As a school commissioner, Foster said he would not play favorites among the schools in the district.

Furthermore, Foster said he would contribute his salary toward the advancement of students in the district by creating scholarships and field trip funds.

"It has occurred to me over the years what the meaning of service is," said Foster. "The salary is not that much, but I'm not inclined to keep it. I intend to establish scholarships from that salary for students in this district so that students who may need those scholarships can have an opportunity to go to college."

"I understand what the meaning of service is now after all these years," Foster said. "I've already been paid to be a principal so I don't intend to double-dip, so to speak, and be paid for being a board member as well. I may have some minor expenses that would be paid out of my salary, but I guess I'd have about $600 each month to devote to scholarships and field trip funds."

"I'm not in it for the money," Foster chuckled. "It has to do with a commitment to the students, the teachers and the community. I've benefited through the years working with these students and teachers. I've derived significant benefits from having those people in my life. This is an opportunity to give back to them and to repay for the service that was done for me. That's just the way I feel about it."
 
Foster attended St. Margaret's in Bayou la Batre and McGill Institute in Mobile. He attended St. Bernard's College in Cullman. He earned his masters at the University of south Alabama and his doctorate from the University of Alabama.

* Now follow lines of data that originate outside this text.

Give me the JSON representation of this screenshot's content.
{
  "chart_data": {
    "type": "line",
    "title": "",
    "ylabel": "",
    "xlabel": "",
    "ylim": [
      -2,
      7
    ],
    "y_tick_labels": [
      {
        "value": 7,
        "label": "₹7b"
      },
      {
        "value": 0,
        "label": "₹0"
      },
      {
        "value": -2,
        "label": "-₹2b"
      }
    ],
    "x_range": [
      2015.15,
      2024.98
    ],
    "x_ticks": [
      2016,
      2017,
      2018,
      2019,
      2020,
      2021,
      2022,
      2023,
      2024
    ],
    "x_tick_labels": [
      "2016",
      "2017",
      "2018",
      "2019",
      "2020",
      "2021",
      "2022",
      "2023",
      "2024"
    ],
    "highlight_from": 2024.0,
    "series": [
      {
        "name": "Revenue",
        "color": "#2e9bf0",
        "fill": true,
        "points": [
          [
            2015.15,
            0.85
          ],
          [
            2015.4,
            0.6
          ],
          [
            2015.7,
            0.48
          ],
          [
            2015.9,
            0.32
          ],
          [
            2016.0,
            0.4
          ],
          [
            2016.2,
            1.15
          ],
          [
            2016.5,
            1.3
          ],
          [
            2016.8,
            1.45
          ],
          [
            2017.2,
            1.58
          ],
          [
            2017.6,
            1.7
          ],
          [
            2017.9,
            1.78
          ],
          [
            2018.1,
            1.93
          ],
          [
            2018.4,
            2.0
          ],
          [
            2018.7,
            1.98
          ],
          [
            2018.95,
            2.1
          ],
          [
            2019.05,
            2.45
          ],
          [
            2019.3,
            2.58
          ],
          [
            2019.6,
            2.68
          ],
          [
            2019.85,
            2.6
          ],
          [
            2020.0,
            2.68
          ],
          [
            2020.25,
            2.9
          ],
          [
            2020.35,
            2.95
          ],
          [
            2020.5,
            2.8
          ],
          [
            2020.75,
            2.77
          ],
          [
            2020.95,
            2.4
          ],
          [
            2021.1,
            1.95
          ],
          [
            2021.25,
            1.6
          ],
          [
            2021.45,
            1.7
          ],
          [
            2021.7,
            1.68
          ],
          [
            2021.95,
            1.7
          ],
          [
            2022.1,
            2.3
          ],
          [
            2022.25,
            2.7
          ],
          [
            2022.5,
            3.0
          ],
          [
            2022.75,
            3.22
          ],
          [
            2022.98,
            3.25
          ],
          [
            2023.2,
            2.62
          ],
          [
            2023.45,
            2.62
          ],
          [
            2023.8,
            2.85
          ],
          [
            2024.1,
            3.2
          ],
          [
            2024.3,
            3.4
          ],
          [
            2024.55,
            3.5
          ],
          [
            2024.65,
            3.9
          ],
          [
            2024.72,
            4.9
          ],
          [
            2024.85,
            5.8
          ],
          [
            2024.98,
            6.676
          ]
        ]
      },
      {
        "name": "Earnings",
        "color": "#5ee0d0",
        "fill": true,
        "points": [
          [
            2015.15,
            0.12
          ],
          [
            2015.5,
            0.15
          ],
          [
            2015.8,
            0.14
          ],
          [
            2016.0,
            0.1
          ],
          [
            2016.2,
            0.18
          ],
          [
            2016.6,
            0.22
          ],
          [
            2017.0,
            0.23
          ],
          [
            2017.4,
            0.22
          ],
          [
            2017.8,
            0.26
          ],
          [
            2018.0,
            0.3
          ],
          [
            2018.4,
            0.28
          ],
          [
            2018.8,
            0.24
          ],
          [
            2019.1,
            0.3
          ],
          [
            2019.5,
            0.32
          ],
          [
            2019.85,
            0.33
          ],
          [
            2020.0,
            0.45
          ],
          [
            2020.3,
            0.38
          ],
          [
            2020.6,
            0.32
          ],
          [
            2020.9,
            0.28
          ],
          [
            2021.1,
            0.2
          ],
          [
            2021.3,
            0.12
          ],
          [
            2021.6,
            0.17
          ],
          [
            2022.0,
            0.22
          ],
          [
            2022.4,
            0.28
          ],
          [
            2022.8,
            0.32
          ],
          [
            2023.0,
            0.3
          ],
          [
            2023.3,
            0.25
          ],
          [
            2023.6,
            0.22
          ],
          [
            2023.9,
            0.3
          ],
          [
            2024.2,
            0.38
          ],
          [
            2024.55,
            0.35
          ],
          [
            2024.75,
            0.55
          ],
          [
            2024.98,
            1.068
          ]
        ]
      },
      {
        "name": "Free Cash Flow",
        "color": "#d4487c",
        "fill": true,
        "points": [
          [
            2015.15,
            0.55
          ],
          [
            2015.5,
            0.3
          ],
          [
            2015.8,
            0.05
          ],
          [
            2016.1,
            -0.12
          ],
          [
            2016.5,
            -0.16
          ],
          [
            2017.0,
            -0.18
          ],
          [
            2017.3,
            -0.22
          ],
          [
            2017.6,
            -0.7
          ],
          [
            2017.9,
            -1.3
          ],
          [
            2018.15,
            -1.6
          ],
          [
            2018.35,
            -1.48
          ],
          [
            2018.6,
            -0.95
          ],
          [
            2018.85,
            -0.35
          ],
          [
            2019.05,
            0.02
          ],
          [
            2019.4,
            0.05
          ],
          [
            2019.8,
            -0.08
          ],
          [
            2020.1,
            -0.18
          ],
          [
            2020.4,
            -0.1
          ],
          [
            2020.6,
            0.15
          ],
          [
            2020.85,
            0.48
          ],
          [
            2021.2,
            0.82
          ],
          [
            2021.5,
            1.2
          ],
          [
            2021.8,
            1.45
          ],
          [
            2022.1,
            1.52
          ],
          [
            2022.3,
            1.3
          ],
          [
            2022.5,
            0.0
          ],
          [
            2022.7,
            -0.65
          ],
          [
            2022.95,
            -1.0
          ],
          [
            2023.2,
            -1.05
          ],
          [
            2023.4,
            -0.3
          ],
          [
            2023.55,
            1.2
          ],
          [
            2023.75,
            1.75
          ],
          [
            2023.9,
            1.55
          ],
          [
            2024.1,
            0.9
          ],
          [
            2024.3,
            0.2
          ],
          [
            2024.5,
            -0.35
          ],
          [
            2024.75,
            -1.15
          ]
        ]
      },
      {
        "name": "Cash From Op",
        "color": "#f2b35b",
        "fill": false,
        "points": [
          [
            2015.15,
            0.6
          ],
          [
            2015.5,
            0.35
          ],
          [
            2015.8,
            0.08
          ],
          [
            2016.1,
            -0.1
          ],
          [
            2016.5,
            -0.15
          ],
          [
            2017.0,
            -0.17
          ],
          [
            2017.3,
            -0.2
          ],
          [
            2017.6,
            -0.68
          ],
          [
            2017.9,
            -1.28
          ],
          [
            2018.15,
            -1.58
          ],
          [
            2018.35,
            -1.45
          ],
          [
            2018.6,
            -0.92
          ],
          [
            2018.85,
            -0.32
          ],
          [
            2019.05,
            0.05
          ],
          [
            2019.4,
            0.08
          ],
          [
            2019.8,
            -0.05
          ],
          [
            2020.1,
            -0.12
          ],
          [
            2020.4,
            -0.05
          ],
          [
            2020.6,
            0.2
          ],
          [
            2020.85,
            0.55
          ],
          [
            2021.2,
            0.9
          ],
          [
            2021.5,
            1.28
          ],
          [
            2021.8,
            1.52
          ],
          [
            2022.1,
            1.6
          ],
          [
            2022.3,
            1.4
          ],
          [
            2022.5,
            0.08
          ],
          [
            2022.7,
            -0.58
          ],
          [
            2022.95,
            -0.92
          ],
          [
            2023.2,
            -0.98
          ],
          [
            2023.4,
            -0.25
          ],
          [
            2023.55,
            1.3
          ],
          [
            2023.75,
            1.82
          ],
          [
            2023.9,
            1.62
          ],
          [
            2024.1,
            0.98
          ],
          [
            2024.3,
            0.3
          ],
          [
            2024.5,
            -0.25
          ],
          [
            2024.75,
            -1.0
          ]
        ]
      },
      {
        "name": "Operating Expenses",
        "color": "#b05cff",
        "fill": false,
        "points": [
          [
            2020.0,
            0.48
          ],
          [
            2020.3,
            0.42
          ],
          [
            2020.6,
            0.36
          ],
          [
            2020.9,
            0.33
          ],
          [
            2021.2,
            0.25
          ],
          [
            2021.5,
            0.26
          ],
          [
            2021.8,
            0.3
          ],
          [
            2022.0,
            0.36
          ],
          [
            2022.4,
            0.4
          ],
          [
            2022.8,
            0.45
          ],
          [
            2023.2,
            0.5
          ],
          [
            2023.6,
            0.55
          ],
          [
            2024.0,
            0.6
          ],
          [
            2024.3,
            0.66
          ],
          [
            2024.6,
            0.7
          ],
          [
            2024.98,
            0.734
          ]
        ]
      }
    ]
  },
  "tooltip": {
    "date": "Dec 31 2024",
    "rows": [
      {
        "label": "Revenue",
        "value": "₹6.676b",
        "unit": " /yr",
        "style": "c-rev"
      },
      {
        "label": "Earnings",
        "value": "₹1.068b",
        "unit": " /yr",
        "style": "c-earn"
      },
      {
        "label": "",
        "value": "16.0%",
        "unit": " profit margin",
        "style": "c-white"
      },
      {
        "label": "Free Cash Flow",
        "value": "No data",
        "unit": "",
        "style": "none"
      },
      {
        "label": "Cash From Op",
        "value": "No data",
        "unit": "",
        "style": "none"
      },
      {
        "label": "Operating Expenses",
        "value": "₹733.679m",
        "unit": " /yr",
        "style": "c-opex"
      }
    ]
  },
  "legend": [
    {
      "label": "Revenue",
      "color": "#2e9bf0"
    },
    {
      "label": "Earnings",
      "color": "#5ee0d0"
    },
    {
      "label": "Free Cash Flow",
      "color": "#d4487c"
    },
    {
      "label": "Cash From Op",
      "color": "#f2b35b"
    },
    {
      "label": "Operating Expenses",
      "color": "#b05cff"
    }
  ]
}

The Fosters' children -- Leslie Gaston, 37, and Chuck Foster, 34 -- attended public schools in Mobile, as do Leslie's children, the Fosters' grandchildren.

Foster emphasized that all of his political activity would occur in the evening and on weekends.

Keeping up with Jones
There are now three accredited law schools in Alabama with the American Bar Association's approval of Faulkner University's Jones School of Law in Montgomery. According to Jones Law Dean Charles Nelson, the ABA designation will make it easier to recruit out-of-state students as well as qualified faculty members. Jones joins the state's two other previously ABA-accredited law schools at the University of Alabama and Samford University.

Peterson tosses hat in ring
Mobile native Dale Peterson has tossed his hat in the ring for state Commissioner of Agriculture and Industries in elections next year.

The 64-year-old Peterson now resides
in Shelby County with Kathy, his
wife of more than 30 years.

Peterson describes himself as a
"retired, successful businessman who
has never had political aspirations,
but is offering to give back and
break the rotation cycle of the same
ol' state office-hopping and state
committee-hopping politicians."

Peterson moved to Birmingham when he was eight years old. He joined the Marine Corps in 1963 and returned to Birmingham in 1967, becoming a police officer. After earning a degree in Sociology from the University of Alabama, Peterson worked in marketing and production for a national industrial laundry chain.

In 1977 Peterson started Alabama's first pre-washed blue jeans laundry facility in Opp.
After selling the company to
a national blue jeans
manufacturer, Peterson
pitched a plan to the State
of Alabama for out-sourcing
the State's laundry needs.
He won a competitive bid contract and built the largest industrial laundry facility in the Southeast in Tuscaloosa which ultimately he also sold.

One of his objectives in office, said Peterson, would be to attract youth back to the family farm. There are fewer than 50,000 farmers in Alabama now and their average age is 55.
 
Peterson is running as a Republican. Former state Forestry Commissioner John McMillan of Stockton in Baldwin County and Dorman Grace, past president of the Alabama Poultry & Egg Association, are also running for the office as Republicans.

The current Agriculture and Industries Commissioner Ron Sparks is seeking the Democratic nomination for governor of Alabama.